Looming large above the fertile Krems Valley, Kremsmünster’s majestic Benedictine abbey dates from 777, but was given a baroque facelift in the 18th century. Elaborate stuccowork and frescoes shape the long, low Bibliothek (library), where shelves creak under 160,000 volumes, and the Kaisersaal (Emperor’s Hall). The most prized piece in the Schatzkammer (treasury) is the gold Tassilo Chalice, which the Duke of Bavaria donated to the monks in about 780. You can visit all three on a one-hour guided tour.
The other star attraction is the 50m-high Sternwarte, dedicated to numerous schools of natural history. Spanning seven floors, the mind-boggling collection steps from fossilised starfish to the skeleton of an ice age cave bear. It’s a giddy climb up a spiral staircase to the top floor, which displays the Keppler sextant and affords a bird’s-eye perspective of Kremsmünster and the gently rolling countryside.

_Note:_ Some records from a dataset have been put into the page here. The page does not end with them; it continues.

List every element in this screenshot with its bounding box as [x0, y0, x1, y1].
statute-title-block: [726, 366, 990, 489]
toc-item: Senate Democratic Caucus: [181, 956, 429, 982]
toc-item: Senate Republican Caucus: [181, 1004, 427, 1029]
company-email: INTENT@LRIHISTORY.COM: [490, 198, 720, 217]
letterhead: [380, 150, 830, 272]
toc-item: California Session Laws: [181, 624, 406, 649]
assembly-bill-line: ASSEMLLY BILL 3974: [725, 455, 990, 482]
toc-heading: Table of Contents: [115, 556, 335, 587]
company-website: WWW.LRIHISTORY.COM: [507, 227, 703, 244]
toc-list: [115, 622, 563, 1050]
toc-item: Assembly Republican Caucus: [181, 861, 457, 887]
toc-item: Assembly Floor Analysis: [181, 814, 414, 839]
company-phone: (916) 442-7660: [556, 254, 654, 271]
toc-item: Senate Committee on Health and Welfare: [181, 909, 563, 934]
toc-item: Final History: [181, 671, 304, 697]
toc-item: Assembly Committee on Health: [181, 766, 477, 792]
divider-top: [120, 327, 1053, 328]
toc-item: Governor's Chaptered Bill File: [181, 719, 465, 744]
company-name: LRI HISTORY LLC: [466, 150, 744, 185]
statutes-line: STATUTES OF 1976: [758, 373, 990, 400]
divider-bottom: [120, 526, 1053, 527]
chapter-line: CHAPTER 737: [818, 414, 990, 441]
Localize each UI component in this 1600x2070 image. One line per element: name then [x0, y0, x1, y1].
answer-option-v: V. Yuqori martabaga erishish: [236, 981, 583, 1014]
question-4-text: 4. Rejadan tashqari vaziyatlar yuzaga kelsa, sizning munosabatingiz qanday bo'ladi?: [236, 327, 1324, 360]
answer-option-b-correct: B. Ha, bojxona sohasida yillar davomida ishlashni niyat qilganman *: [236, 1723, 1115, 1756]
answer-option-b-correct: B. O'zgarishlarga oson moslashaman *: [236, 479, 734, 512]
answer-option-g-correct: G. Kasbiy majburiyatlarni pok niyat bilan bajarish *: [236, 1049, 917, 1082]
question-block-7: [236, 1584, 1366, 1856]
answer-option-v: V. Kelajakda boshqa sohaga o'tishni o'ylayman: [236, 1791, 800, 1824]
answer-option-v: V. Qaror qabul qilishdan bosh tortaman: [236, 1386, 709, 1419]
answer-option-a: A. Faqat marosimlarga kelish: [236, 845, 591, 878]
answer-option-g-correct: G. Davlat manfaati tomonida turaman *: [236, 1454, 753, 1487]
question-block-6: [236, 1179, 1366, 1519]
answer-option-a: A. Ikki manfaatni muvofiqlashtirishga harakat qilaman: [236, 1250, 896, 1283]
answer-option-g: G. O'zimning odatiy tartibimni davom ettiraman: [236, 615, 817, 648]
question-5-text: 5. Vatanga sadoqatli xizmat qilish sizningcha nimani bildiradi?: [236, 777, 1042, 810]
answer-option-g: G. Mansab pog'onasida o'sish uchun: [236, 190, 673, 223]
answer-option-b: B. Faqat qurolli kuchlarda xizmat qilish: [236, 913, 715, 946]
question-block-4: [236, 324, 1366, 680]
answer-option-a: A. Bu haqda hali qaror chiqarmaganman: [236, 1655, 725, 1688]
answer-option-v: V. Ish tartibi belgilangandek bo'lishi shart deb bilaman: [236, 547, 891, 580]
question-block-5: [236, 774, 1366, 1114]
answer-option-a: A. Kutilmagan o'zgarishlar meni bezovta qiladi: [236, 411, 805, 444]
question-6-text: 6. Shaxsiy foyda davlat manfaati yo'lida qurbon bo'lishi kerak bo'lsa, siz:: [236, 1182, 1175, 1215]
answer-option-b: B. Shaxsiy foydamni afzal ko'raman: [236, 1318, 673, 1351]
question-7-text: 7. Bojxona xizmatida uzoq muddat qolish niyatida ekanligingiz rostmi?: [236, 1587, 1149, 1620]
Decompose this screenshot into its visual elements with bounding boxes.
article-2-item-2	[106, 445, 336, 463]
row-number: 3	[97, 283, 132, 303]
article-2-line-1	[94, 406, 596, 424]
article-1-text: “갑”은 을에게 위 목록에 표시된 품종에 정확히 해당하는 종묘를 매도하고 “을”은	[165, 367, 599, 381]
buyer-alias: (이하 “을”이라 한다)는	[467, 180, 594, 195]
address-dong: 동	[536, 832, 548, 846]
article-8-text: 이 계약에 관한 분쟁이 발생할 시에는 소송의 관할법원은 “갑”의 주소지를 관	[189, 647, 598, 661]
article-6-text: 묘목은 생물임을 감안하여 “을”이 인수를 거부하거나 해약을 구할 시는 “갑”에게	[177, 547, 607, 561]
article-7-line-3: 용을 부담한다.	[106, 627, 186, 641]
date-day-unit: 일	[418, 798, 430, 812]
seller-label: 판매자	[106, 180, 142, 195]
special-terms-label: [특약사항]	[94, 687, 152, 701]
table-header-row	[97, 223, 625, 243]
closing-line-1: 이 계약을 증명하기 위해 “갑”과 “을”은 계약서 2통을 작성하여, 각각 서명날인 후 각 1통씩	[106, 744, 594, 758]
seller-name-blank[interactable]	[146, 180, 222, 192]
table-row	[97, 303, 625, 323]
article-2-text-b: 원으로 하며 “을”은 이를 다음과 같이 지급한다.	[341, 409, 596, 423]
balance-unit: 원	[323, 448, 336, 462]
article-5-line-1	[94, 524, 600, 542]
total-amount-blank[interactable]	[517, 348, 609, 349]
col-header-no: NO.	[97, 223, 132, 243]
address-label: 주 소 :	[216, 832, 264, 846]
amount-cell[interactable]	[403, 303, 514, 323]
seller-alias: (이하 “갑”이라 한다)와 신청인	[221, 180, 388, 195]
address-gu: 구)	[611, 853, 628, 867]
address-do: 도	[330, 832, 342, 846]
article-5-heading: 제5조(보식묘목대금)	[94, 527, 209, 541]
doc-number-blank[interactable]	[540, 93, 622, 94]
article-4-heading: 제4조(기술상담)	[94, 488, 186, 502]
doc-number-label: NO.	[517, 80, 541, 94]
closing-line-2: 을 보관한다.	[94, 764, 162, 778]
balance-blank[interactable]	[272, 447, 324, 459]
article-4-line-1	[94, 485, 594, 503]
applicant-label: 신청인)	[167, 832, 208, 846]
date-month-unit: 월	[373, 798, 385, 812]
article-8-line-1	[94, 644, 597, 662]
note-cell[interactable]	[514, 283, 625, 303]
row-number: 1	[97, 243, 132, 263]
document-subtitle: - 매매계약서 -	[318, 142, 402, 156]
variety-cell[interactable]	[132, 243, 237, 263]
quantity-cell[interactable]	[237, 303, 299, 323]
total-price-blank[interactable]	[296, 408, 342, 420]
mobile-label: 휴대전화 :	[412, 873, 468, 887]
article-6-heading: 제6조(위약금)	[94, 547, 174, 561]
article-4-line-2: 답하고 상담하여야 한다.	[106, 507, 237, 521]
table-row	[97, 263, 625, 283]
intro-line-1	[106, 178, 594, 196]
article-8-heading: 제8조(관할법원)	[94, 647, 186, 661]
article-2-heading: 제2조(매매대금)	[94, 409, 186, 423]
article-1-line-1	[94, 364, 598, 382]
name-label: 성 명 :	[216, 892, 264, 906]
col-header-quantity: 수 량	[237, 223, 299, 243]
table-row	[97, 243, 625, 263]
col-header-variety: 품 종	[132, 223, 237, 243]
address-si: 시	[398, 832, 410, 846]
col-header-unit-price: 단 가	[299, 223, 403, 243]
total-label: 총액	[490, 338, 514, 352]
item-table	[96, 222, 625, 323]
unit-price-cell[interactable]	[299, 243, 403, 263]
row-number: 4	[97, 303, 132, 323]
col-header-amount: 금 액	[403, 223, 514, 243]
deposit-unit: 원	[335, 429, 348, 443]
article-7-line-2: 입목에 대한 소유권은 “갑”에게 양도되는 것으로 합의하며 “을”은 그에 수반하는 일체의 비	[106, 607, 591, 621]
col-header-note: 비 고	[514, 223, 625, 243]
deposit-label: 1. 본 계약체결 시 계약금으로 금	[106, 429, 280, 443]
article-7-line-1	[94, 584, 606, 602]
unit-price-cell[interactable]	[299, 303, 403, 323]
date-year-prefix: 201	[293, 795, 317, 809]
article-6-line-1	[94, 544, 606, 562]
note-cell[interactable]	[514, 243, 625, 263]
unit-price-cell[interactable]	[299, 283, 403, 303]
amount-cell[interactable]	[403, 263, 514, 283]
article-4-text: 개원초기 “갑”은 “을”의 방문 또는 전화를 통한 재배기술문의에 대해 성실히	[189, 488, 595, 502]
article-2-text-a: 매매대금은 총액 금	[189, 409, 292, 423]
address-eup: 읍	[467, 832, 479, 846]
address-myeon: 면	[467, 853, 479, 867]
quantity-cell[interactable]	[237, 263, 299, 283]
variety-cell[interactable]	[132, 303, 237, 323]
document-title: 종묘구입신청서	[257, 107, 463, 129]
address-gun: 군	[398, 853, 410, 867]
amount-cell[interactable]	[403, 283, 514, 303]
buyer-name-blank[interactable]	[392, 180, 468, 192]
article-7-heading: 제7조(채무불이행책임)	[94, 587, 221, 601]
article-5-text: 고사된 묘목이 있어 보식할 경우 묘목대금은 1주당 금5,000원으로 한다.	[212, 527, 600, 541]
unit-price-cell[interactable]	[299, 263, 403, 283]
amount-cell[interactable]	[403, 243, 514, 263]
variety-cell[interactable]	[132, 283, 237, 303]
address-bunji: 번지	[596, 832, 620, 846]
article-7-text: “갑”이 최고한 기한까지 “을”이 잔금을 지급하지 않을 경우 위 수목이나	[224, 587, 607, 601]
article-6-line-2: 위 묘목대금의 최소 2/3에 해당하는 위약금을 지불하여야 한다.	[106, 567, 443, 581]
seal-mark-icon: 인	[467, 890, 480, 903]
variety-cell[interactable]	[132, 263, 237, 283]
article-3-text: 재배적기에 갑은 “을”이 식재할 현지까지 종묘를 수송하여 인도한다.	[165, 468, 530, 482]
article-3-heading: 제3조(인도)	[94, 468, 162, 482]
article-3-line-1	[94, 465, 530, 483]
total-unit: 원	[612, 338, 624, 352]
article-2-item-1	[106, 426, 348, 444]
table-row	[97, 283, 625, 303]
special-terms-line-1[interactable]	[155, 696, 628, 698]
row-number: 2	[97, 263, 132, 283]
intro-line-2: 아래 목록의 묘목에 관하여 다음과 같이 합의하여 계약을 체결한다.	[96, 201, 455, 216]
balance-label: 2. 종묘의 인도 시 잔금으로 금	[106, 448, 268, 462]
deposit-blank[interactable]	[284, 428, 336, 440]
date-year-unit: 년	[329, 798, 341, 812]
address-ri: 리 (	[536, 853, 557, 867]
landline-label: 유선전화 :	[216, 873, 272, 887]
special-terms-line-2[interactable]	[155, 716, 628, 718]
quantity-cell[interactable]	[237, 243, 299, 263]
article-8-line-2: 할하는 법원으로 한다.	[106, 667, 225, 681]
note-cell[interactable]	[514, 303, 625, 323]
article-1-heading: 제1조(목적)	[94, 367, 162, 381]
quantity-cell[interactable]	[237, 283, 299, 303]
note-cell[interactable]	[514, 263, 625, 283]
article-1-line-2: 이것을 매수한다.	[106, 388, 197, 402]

What can be seen without greasing the palms of the abbey with silver is the Stiftskirche, a baroque church extravagantly adorned with lacy stucco, Flemish tapestries and frescoes. The 17th-century cloisters contain the Fischbehälter containing five fish ponds, each centred on a mythological statue. The trickling of water is calming and you can feed the carp for €1.